Current state law pre-empts local police from ticketing drivers older than 21 for texting or using a hand-held mobile devices while driving, other than commercial drivers. The proposed city ordinance, however, doesn’t specifically name texting as an infraction.

“I reread this twice before I came in here, and I don’t see the word ‘texting’ anywhere in there,” Springfield Police Department Chief Paul Williams told McClure, defending the ordinance.

“I’m not going to stop you for texting,” Williams added. “I’m going to stop you for being distracted while operating your motor vehicle.”

Distracted driving would mean “any conduct” causing motorists’ “vision or attention to be obscured, diminished or directed away from the path of travel,” according to the proposed ordinance.

Other possible infractions specifically include “using a mirror to engage in grooming, reading anything ... other than operation information displayed on a motor vehicle’s gauges and equipment,” or “turning one’s head substantially away from the path of travel to observe things in the motor vehicle or outside of the motor vehicle but contrary to the path of travel,” the ordinance reads.
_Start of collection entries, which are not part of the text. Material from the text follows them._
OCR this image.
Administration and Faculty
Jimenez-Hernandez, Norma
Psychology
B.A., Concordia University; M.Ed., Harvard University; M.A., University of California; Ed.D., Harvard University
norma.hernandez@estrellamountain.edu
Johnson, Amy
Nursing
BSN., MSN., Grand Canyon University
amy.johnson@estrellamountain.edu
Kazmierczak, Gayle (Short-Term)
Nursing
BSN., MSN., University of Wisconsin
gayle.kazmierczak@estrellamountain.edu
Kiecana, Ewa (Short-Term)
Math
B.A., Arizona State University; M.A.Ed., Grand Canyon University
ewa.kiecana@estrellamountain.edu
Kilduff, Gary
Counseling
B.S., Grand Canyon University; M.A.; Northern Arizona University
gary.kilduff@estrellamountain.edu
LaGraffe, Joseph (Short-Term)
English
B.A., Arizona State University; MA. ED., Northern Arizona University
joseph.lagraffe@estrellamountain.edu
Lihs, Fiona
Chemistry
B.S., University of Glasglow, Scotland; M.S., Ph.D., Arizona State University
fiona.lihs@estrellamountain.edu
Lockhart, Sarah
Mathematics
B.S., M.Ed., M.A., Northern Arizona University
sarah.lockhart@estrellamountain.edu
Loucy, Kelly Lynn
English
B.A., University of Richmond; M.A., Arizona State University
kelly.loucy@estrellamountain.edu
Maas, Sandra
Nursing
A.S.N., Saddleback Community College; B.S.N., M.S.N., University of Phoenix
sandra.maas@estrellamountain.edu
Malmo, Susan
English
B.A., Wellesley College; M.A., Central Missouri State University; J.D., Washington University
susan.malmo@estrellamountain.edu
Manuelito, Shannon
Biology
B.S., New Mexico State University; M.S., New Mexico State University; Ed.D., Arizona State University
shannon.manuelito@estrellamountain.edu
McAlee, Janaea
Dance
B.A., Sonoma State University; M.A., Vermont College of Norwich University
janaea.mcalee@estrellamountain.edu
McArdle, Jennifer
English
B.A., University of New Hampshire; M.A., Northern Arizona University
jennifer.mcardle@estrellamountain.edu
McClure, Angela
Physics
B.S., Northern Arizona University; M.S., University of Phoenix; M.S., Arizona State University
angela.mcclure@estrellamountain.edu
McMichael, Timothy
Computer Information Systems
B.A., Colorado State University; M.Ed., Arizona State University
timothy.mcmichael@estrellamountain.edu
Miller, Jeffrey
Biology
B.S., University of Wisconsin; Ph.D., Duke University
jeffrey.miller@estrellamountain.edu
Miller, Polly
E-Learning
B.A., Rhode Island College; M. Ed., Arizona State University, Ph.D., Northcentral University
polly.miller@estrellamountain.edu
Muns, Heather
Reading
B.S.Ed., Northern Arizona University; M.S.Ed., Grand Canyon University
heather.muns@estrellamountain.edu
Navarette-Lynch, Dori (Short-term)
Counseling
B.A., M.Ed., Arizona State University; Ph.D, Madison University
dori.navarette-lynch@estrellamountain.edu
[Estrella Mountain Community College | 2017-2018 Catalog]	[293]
Drivers, meanwhile, would still be allowed “reasonable use” of devices “being used solely for navigation purposes,” according to the ordinance. That could include phones with map applications, McClure contested.

“My reservation on this is that I feel there is too much subjective discretion,” he said. “When we passed our primary seatbelt law, you either are or are not wearing your seatbelt.”

For distracted driving, guilty drivers would lose two points from their license, as well as face a $225 maximum fine for infractions that don’t cause an accident, said Ragan Wright, an assistant city prosecutor who presented the proposed ordinance at the meeting.

Wright said a $1,000 maximum fine would be imposed for infractions that cause accidents. An approved careless and distracted driving clause would come atop the city’s current prohibition on “careless and imprudent” driving.

Among those who appeared to support the measure, Councilman Craig Hosmer said the additional code could provide an important educational tool for local drivers.

“A C&I just says you’re not operating on the highest degree of care,” Hosmer said. “You talk about being unclear, that’s state law and current city ordinance.

“This [ordinance] gives us the ability to direct people, to inform people, on what we mean when we say, ‘Focus your attention on the road in front of you, where your focus should be.’”

In other business May 7, council:

• voted unanimously to move forward on seeking bids for a planned $2.3 million project to restore the Jefferson Avenue Footbridge;

• declared the city’s intent to annex 1.3 acres of commercial property at 3661 W. Sunshine St., at one time a pre-owned car lot;

• approved with a 7-1 vote a redevelopment plan and related property-tax abatement for a four-story, 17-unit multifamily apartment complex at 600-610 E. Harrison St., as proposed by Rosa Capital Group LLC (Hosmer voted against the plan); and

• approved unanimously a roughly $531,000 contract for Flat Creek Excavation LLC to construct sanitary sewers near Eldon Avenue and San Fernando Drive on the city’s northwest side.